Monday, October 22, 2012

56 analogies & Hemingway homework for 10/29


As we transition from writing poetry to writing fiction,  let's practice by starting a short short of about half a page to one page, single-spaced, based on one of the "56 Worst/Best analogies of high school students.

Scour this list for an analogy that inspires the beginnings of a plot to you. Focus on using the analogy to extend -- and demonstrate -- the five elements of plot.

Also, consider the humor (for some, accidental) inspired by the writing style used by the high school author. Try to mimic the analogy's sentence structure (syntax) in drafting your story, as well as the overall voice created by the analogy. For some (only some) clarity, look at these examples

Examples:

9. Her vocabulary was as bad as, like, whatever.  --> This writer mocks, or satirizes, the "her" for a lack of eloquence with, like, "California Girl" dialect!

10. She grew on him like she was a colony of E. coli and he was room-temperature Canadian beef. --> The humor in this analogy is different from the above in that the writer does not mock, but does use a hyperbolic and grotesquely inappropriate image. In short, the image is a negative way of "growing" on someone -- which I don't think the HS writer intended!
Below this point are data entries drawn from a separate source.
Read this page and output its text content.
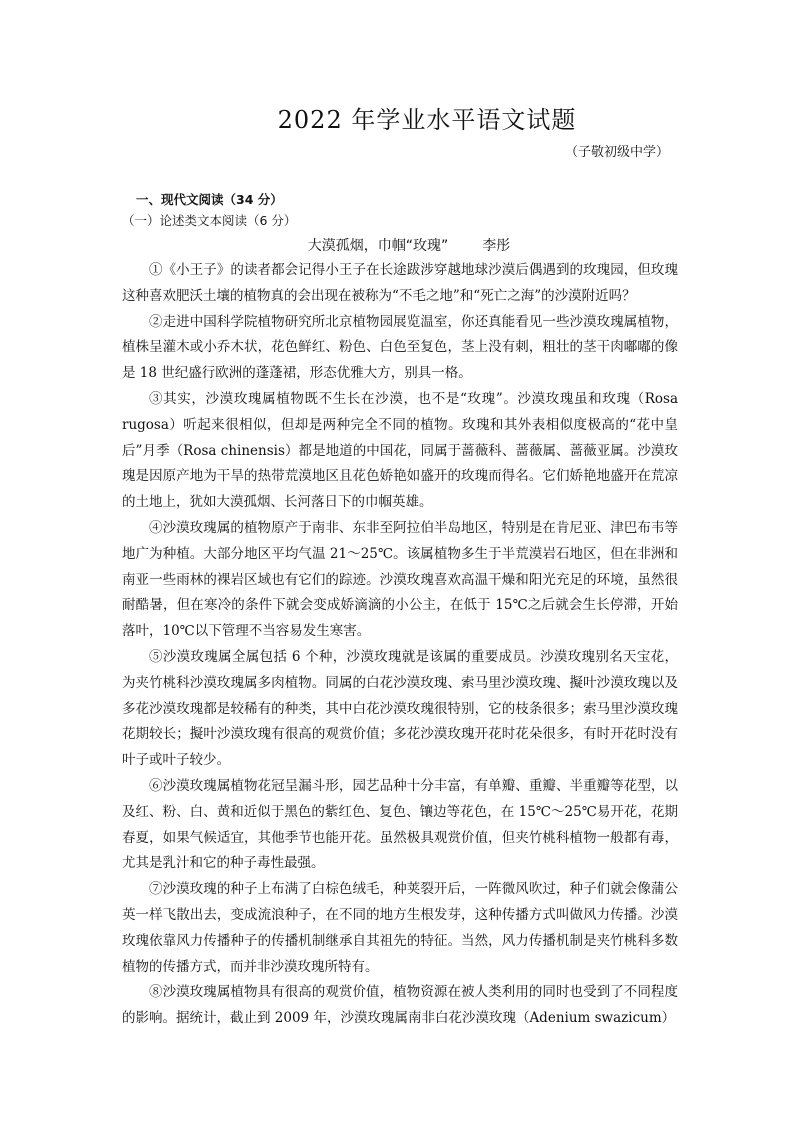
2022 年学业水平语文试题
（子敬初级中学）
一、现代文阅读（34 分）
（一）论述类文本阅读（6 分）
大漠孤烟，巾帼“玫瑰” 李彤

①《小王子》的读者都会记得小王子在长途跋涉穿越地球沙漠后偶遇到的玫瑰园，但玫瑰这种喜欢肥沃土壤的植物真的会出现在被称为“不毛之地”和“死亡之海”的沙漠附近吗？

②走进中国科学院植物研究所北京植物园展览温室，你还真能看见一些沙漠玫瑰属植物，植株呈灌木或小乔木状，花色鲜红、粉色、白色至复色，茎上没有刺，粗壮的茎干肉嘟嘟的像是 18 世纪盛行欧洲的蓬蓬裙，形态优雅大方，别具一格。

③其实，沙漠玫瑰属植物既不生长在沙漠，也不是“玫瑰”。沙漠玫瑰虽和玫瑰（Rosa rugosa）听起来很相似，但却是两种完全不同的植物。玫瑰和其外表相似度极高的“花中皇后”月季（Rosa chinensis）都是地道的中国花，同属于蔷薇科、蔷薇属、蔷薇亚属。沙漠玫瑰是因原产地为干旱的热带荒漠地区且花色娇艳如盛开的玫瑰而得名。它们娇艳地盛开在荒凉的土地上，犹如大漠孤烟、长河落日下的巾帼英雄。

④沙漠玫瑰属的植物原产于南非、东非至阿拉伯半岛地区，特别是在肯尼亚、津巴布韦等地广为种植。大部分地区平均气温 21～25℃。该属植物多生于半荒漠岩石地区，但在非洲和南亚一些雨林的裸岩区域也有它们的踪迹。沙漠玫瑰喜欢高温干燥和阳光充足的环境，虽然很耐酷暑，但在寒冷的条件下就会变成娇滴滴的小公主，在低于 15℃之后就会生长停滞，开始落叶，10℃以下管理不当容易发生寒害。

⑤沙漠玫瑰属全属包括 6 个种，沙漠玫瑰就是该属的重要成员。沙漠玫瑰别名天宝花，为夹竹桃科沙漠玫瑰属多肉植物。同属的白花沙漠玫瑰、索马里沙漠玫瑰、擬叶沙漠玫瑰以及多花沙漠玫瑰都是较稀有的种类，其中白花沙漠玫瑰很特别，它的枝条很多；索马里沙漠玫瑰花期较长；擬叶沙漠玫瑰有很高的观赏价值；多花沙漠玫瑰开花时花朵很多，有时开花时没有叶子或叶子较少。

⑥沙漠玫瑰属植物花冠呈漏斗形，园艺品种十分丰富，有单瓣、重瓣、半重瓣等花型，以及红、粉、白、黄和近似于黑色的紫红色、复色、镶边等花色，在 15℃～25℃易开花，花期春夏，如果气候适宜，其他季节也能开花。虽然极具观赏价值，但夹竹桃科植物一般都有毒，尤其是乳汁和它的种子毒性最强。

⑦沙漠玫瑰的种子上布满了白棕色绒毛，种荚裂开后，一阵微风吹过，种子们就会像蒲公英一样飞散出去，变成流浪种子，在不同的地方生根发芽，这种传播方式叫做风力传播。沙漠玫瑰依靠风力传播种子的传播机制继承自其祖先的特征。当然，风力传播机制是夹竹桃科多数植物的传播方式，而并非沙漠玫瑰所特有。

⑧沙漠玫瑰属植物具有很高的观赏价值，植物资源在被人类利用的同时也受到了不同程度的影响。据统计，截止到 2009 年，沙漠玫瑰属南非白花沙漠玫瑰（Adenium swazicum）
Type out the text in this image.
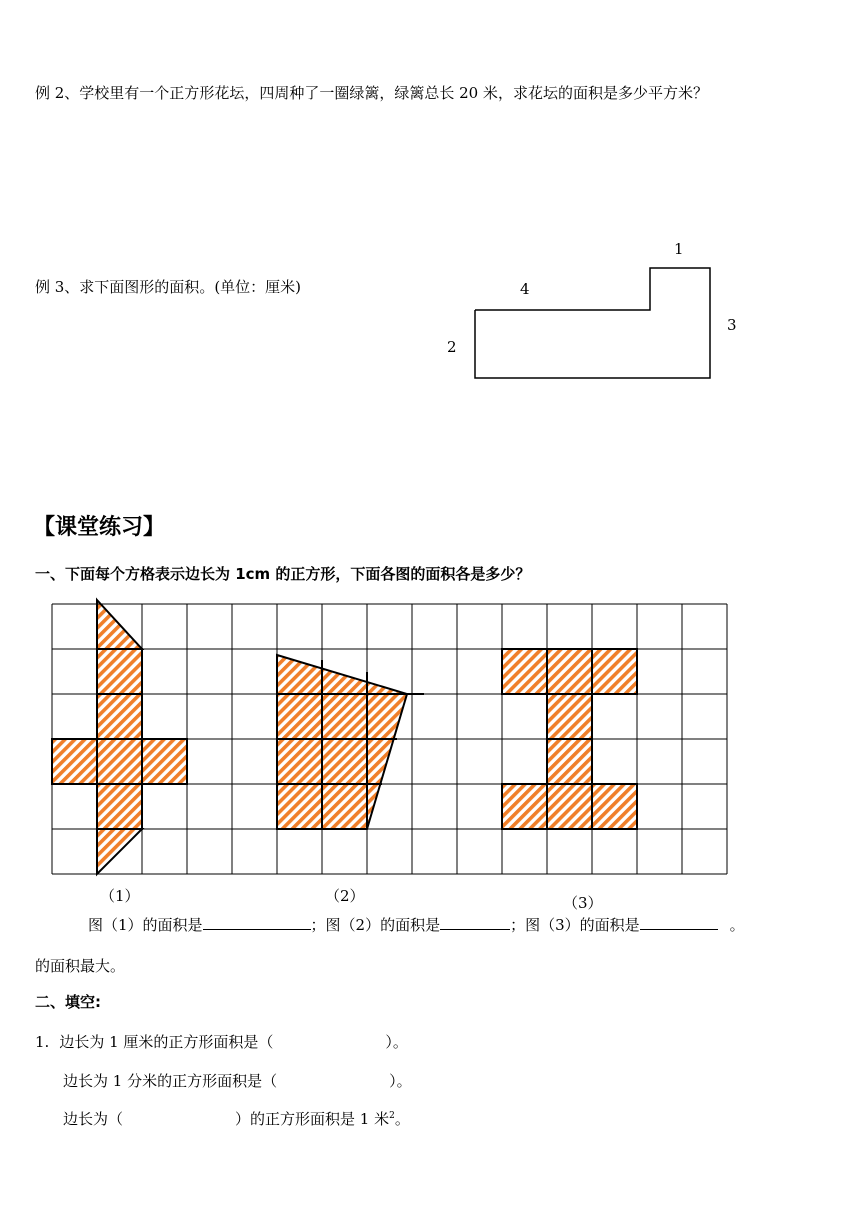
例 2、学校里有一个正方形花坛，四周种了一圈绿篱，绿篱总长 20 米，求花坛的面积是多少平方米？
例 3、求下面图形的面积。(单位：厘米)
1
4
3
2
【课堂练习】
一、下面每个方格表示边长为 1cm 的正方形，下面各图的面积各是多少？
（1）	（2）	（3）
图（1）的面积是	；图（2）的面积是	；图（3）的面积是	。
的面积最大。
二、填空:
1. 边长为 1 厘米的正方形面积是（	）。
边长为 1 分米的正方形面积是（	）。
边长为（	）的正方形面积是 1 米$^2$。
Reading Homework for 10/29: Hemingway's "Hills Like White Elephants."    (Also, same story is linked here in a different format.) We will use EH's story to discuss more fiction elements. Answer the following questions:


·      What are our characterizations of The American and the girl?

·      How does Ernest Hemingway use exposition to help shape his characters?

·      Where does most of the action take place in story? What about the lack of physical action is significant to our understanding of these characters?

·      What are some of the ways the reader finds meaning in the dialogue – both what is said and how the characters speak to each other?